He and Becky split their time between their home in Canyon Lake, about 3 hours north, and their place on the Gulf. (The ratio gradually seems to be tipping in favor of the latter.) October and November tend to be their favorite months, after the intense heat of summer has been replaced with milder temperatures.
While they may be new to serious fishing, this isn’t their first rodeo when it comes to boating. A native of Texas, David grew up around the water, and by age 18 had already bought his first bass boat. Over the years, the Burlesons have owned several Boston Whalers, moving from a 170 Montauk (“Great little boat,” David says), to a 220 and then a 230 Dauntless, followed by a 315 Conquest, and finally the 380 Outrage.
“I’d always known about Whalers,” David says. “Growing up, I knew people who had them and raved about them. Very stable, dry, all those good things. And from a resale standpoint, they hold their value better than anything. As we say in Texas, they’re bulletproof!”
For their last several purchases, Sail & Ski has been their go-to dealership, with locations in Austin, Lakeway and San Antonio. “Sail & Ski has been really good to us,” David says. “We’ve known our salesman, Mark Pena, for about 25 years. He’s always there to help if I need something; he’s really become a friend. And Service Manager Mark Singleton and his son, Steven, take great care of us. They’re super friendly, super knowledgeable.”
As it turned out, the Outrage took a circuitous path to get from Boston Whaler’s manufacturing facility in Edgewater, Florida, to the Burlesons. Right as the boat was being prepped for delivery, Hurricane Harvey struck, wreaking havoc on Port Aransas. Before the dust had settled in Texas, Florida faced its own onslaught with Hurricane Maria. Th e Whaler was whisked to Lake Travis, where Sail & Ski looked after it until the Burlesons’ home marina had been restored.
“We should have named the boat ‘Hurricane Dodger,’ or something like that,” Becky says with a wry laugh. “The season was a rough one for a lot of people.”
“Port Aransas was all torn up,” David recalls. “Everything was closed; there was debris everywhere. It’s still not back to normal — this year, a lot of condos and hotels haven’t reopened yet. But I tell you, the locals have to be the strongest group of people I’ve ever met. They just keep going and going.”
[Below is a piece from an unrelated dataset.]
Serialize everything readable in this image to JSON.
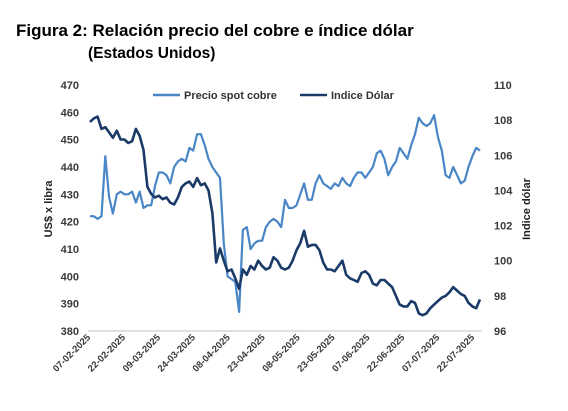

Beyond their deep-sea fishing adventures, the Burlesons continue to enjoy sharing their boating lifestyle with family and friends, squeezing in the occasional “just us” time, as well. Comfort-minded features on the 380 Outrage make it as well suited for pleasure cruises as it is for chasing monster fish. “All we do is mention we’re going out and people raise their hands. We’ve become quite popular!” Becky laughs.
When in relaxation-mode, she favors the boat’s forward lounge, an inviting spot where she can cozy up with her grandkids.
David typically mans the helm, where he’s happy to let Skyhook and Joystick Piloting technology make his job easy. “My 4-year-old grandson will sit up next to me and act like captain. He thinks he’s driving us all over the world,” David says, chuckling. “He doesn’t need to know it’s on auto-pilot.”
From feasting on the ocean’s finest, to spending quality time on the water with loved ones, the Burlesons are grateful for all the ways their Outrage is enhancing their lives — including their newfound sport-fishing addiction.
“The boat and all the people we’ve met at the marina have opened up a whole new world for us,” Becky says. “It’s been a blessing, it really has.”